8月24日 18:30開演
東京文化会館
日付が変わって昨日見てきました。
もう一回芝本さんを見るのを楽しみに行ったのに、今日は出てませんでした。どういうこと?誰か人選した人、分かるように説明してください!!
まぁ、ゴネてもしょうがないので先へ進みます。
今日の内容はAプロとダブってるところも結構ありました。でも2回見ればまた違う発見があるのがバレエのいいところ。特に前回も気になってた"...Inside the Labyrinth of Solitude "ですが、ただもがき苦しんでるだけじゃなかったんですね。途中で何回も何かを渇望するように右手を宙に差し上げて、それを左手でググッと戻す動きがあるんですが、あれはたぶん外からの力で無理やり戻されてるんでしょう。ところが一番最後に客席に背を向けて同じ動きをするんです。しかしその時は左手でゆっくり戻すんです。それが自分の意思で戻してるように見えました。そして振り返った顔は何かを達観したような穏やかな表情。きっと迷宮から逃げることより、迷宮の中にいる自分を受け入れて、そこから何かを悟ったんでしょう。背を向けたまま舞台の奥にゆっくり歩いていく姿を見た時は何か背中にゾゾッとするものを感じました。尺の長さも最初から長いことがわかっていたので、今回は気になりませんでした。
"Movemento of the Soul"も2回目です。真っ赤な背景にシルエットで登場。踊っている人が黒人というせいか、なんとなくアフリカの大地を連想しました。踊りも生命の根源とか原始的なエネルギーを感じさせます。それがダンサーが床に伏したのを機に一転して緩やかな音楽に変わり、まるで植物が芽を出すように手が伸びてくる。解説には「感情がもたらす経験を表現した」とありますが、私には何か生命の潮流のようなものに感じられました。
あと気になったのはマルティンとバナの"Factum"です。幕が開くとマルティンが椅子に座っています。

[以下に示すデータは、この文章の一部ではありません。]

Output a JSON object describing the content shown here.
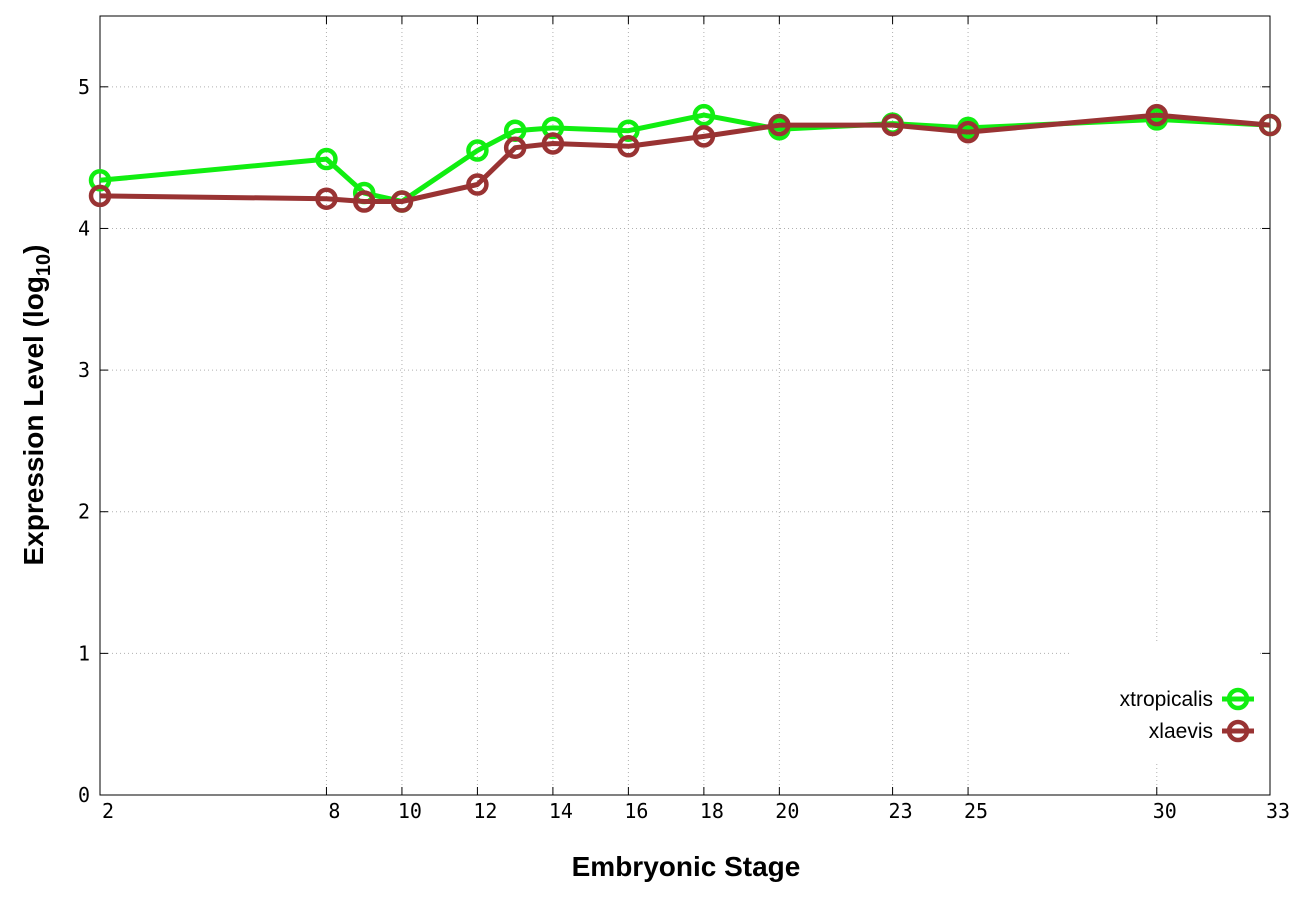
{
  "chart_data": {
    "type": "line",
    "xlabel": "Embryonic Stage",
    "ylabel_main": "Expression Level (log",
    "ylabel_sub": "10",
    "ylabel_close": ")",
    "xlim": [
      2,
      33
    ],
    "ylim": [
      0,
      5.5
    ],
    "x_ticks": [
      2,
      8,
      10,
      12,
      14,
      16,
      18,
      20,
      23,
      25,
      30,
      33
    ],
    "x_tick_labels": [
      "2",
      "8",
      "10",
      "12",
      "14",
      "16",
      "18",
      "20",
      "23",
      "25",
      "30",
      "33"
    ],
    "y_ticks": [
      0,
      1,
      2,
      3,
      4,
      5
    ],
    "y_tick_labels": [
      "0",
      "1",
      "2",
      "3",
      "4",
      "5"
    ],
    "grid": true,
    "legend_position": "bottom-right",
    "series": [
      {
        "name": "xtropicalis",
        "color": "#11ee11",
        "x": [
          2,
          8,
          9,
          10,
          12,
          13,
          14,
          16,
          18,
          20,
          23,
          25,
          30,
          33
        ],
        "y": [
          4.34,
          4.49,
          4.25,
          4.19,
          4.55,
          4.69,
          4.71,
          4.69,
          4.8,
          4.7,
          4.74,
          4.71,
          4.77,
          4.73
        ]
      },
      {
        "name": "xlaevis",
        "color": "#993333",
        "x": [
          2,
          8,
          9,
          10,
          12,
          13,
          14,
          16,
          18,
          20,
          23,
          25,
          30,
          33
        ],
        "y": [
          4.23,
          4.21,
          4.19,
          4.19,
          4.31,
          4.57,
          4.6,
          4.58,
          4.65,
          4.73,
          4.73,
          4.68,
          4.8,
          4.73
        ]
      }
    ]
  }
}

この人は顔の彫が深いので照明が当たると深い陰影を見せます。それがすごく雰囲気があっていい!!もう座ってるだけで絵になります。そういう人はバレエダンサーには少ないような気がします。バナは離れたところでひとりで踊ってます。途中、オーケストラピットが一段低いステージになってて、そこまで降りて踊ります。その間マルティンの方はふたつある椅子の自分が座ってない方の椅子を使って動きを見せてます。この二人は絡むことはあるのかと思ってたら途中からちゃんと絡みました。そして天井からは無数の椅子が・・・このセットは"I have been kissed by you..."にも使われてましたが、その時には意味が分からず、ただの舞台装飾だろうぐらいに思ってました。しかし今回は意味が分かります。椅子はきっと「人の不在」の象徴でしょう。隣の椅子に座ってるはずの人がいなくて、遠くで踊ってるんです。途中で一緒に踊るのは過去の記憶から離れられなくなったからでしょうか?しかし頭の上からのしかかってくるのは、その人が今はいないという「事実(Fuctum)」。マルティンはスペイン舞踊の経験もあるそうで、動きの随所にそれを感じさせるところがありました。ちょっと独特の世界観です。

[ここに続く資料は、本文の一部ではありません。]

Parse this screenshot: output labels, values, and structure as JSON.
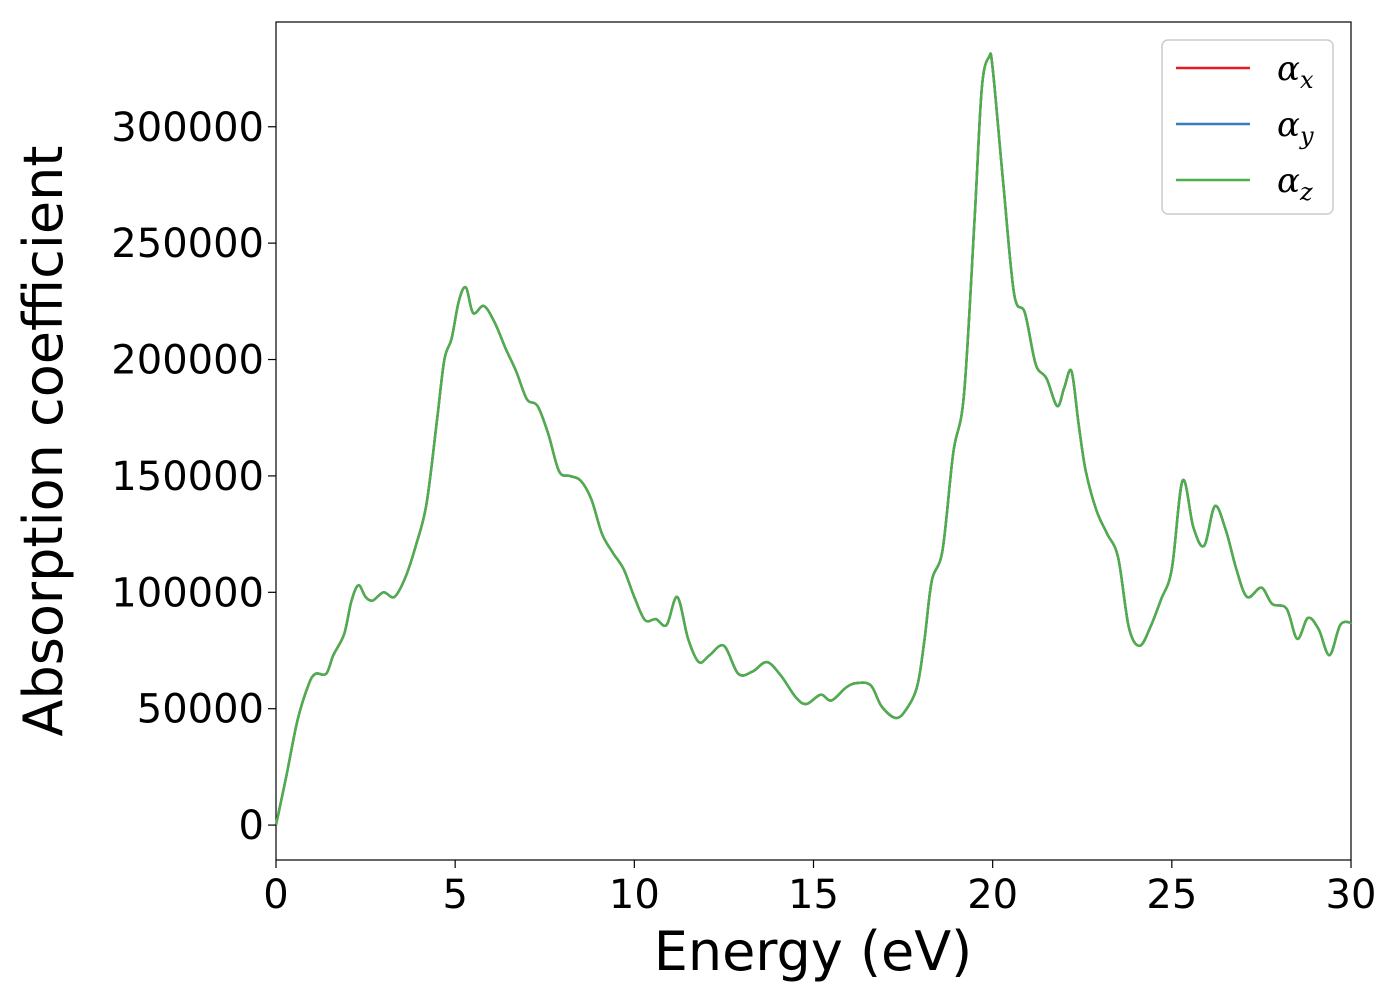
{
  "chart_data": {
    "type": "line",
    "title": "",
    "xlabel": "Energy (eV)",
    "ylabel": "Absorption coefficient",
    "xlim": [
      0,
      30
    ],
    "ylim": [
      -15000,
      345000
    ],
    "xticks": [
      0,
      5,
      10,
      15,
      20,
      25,
      30
    ],
    "yticks": [
      0,
      50000,
      100000,
      150000,
      200000,
      250000,
      300000
    ],
    "xtick_labels": [
      "0",
      "5",
      "10",
      "15",
      "20",
      "25",
      "30"
    ],
    "ytick_labels": [
      "0",
      "50000",
      "100000",
      "150000",
      "200000",
      "250000",
      "300000"
    ],
    "grid": false,
    "legend_position": "top-right",
    "series": [
      {
        "name": "α",
        "subscript": "x",
        "color": "#e41a1c",
        "line_ref": "shared"
      },
      {
        "name": "α",
        "subscript": "y",
        "color": "#377eb8",
        "line_ref": "shared"
      },
      {
        "name": "α",
        "subscript": "z",
        "color": "#4daf4a",
        "line_ref": "shared"
      }
    ],
    "x": [
      0,
      0.3,
      0.6,
      0.9,
      1.1,
      1.4,
      1.6,
      1.9,
      2.1,
      2.3,
      2.5,
      2.7,
      3.0,
      3.3,
      3.6,
      3.9,
      4.2,
      4.5,
      4.7,
      4.9,
      5.1,
      5.3,
      5.5,
      5.8,
      6.1,
      6.4,
      6.7,
      7.0,
      7.3,
      7.6,
      7.9,
      8.2,
      8.5,
      8.8,
      9.1,
      9.4,
      9.7,
      10.0,
      10.3,
      10.6,
      10.9,
      11.2,
      11.5,
      11.8,
      12.1,
      12.5,
      12.9,
      13.3,
      13.7,
      14.1,
      14.5,
      14.8,
      15.2,
      15.5,
      15.9,
      16.2,
      16.6,
      16.9,
      17.3,
      17.6,
      17.9,
      18.1,
      18.3,
      18.6,
      18.9,
      19.2,
      19.5,
      19.7,
      19.9,
      20.0,
      20.3,
      20.6,
      20.9,
      21.2,
      21.5,
      21.8,
      22.0,
      22.2,
      22.4,
      22.6,
      22.9,
      23.2,
      23.5,
      23.8,
      24.1,
      24.4,
      24.7,
      25.0,
      25.3,
      25.6,
      25.9,
      26.2,
      26.5,
      26.8,
      27.1,
      27.5,
      27.8,
      28.2,
      28.5,
      28.8,
      29.1,
      29.4,
      29.7,
      30.0
    ],
    "values": [
      0,
      22000,
      45000,
      60000,
      65000,
      65000,
      73000,
      82000,
      96000,
      103000,
      98000,
      96500,
      100000,
      98000,
      106000,
      120000,
      138000,
      175000,
      200000,
      209000,
      225000,
      231000,
      220000,
      223000,
      216000,
      205000,
      195000,
      183000,
      180000,
      168000,
      152000,
      150000,
      148000,
      140000,
      125000,
      117000,
      110000,
      98000,
      88000,
      88500,
      86000,
      98000,
      80000,
      70000,
      73000,
      77000,
      65000,
      66000,
      70000,
      64000,
      55000,
      52000,
      56000,
      53500,
      59000,
      61000,
      60000,
      51000,
      46000,
      50000,
      60000,
      80000,
      105000,
      118000,
      160000,
      185000,
      262000,
      317000,
      330000,
      325000,
      275000,
      228000,
      220000,
      198000,
      192000,
      180000,
      188000,
      195000,
      172000,
      152000,
      135000,
      125000,
      115000,
      85000,
      77000,
      85000,
      97000,
      110000,
      148000,
      128000,
      120000,
      137000,
      127000,
      110000,
      98000,
      102000,
      95000,
      93000,
      80000,
      89000,
      84000,
      73000,
      86000,
      87000
    ]
  }
}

「ランデヴー」はエトワール・ガラでも見ましたね。男は「運命」からナイフをポケットに入れられますがその後妖しい女に出会います。まるで自分の心の隙間を埋めるかのように、女を渇望する男。女は完全に主導権をとって男をリードしますが、やがて二人は激しく絡み合い・・・と思うと次の瞬間、女は男のポケットからナイフを抜き取って男の首を切り裂きます。何でポケットのナイフのことを知っていたんでしょう?女は最初に登場した「運命」の別の姿だったのかもしれません。結局男は最初から死ぬ運命だったんでしょう。しかし最後に一瞬とはいえ求めるものが得られたのは、「運命」の思いやりだったのかもしれません。
クラシックではスミルノワのペアとヌニェスのペアがよかったなぁ。スミルノワは「ファラオの娘」と「ダイヤモンド」でしたが、彼女の踊りには凛としたところがあって気高さを感じさせます。ザハロワもいつかは引退するでしょうが、その後を受け継ぐのはこの人かな? 連続フェッテもぶれることなく脅威のハイテクニックを見せてくれました。
ヌニェスは「ジゼル」と「ドン・キホーテ」でしたが、この人のジゼルはどこか神々しいものがあります。今回はガラでしたが全幕で見るとそれがいっそう良く分かります。「ドンQ]は二人ともさすがのテクニックで客席もすごく盛り上がってました。私も全力拍手です!
今日も(昨日ですが)皆さん早い段階でスタオベしてましたね。その価値はあったと思います。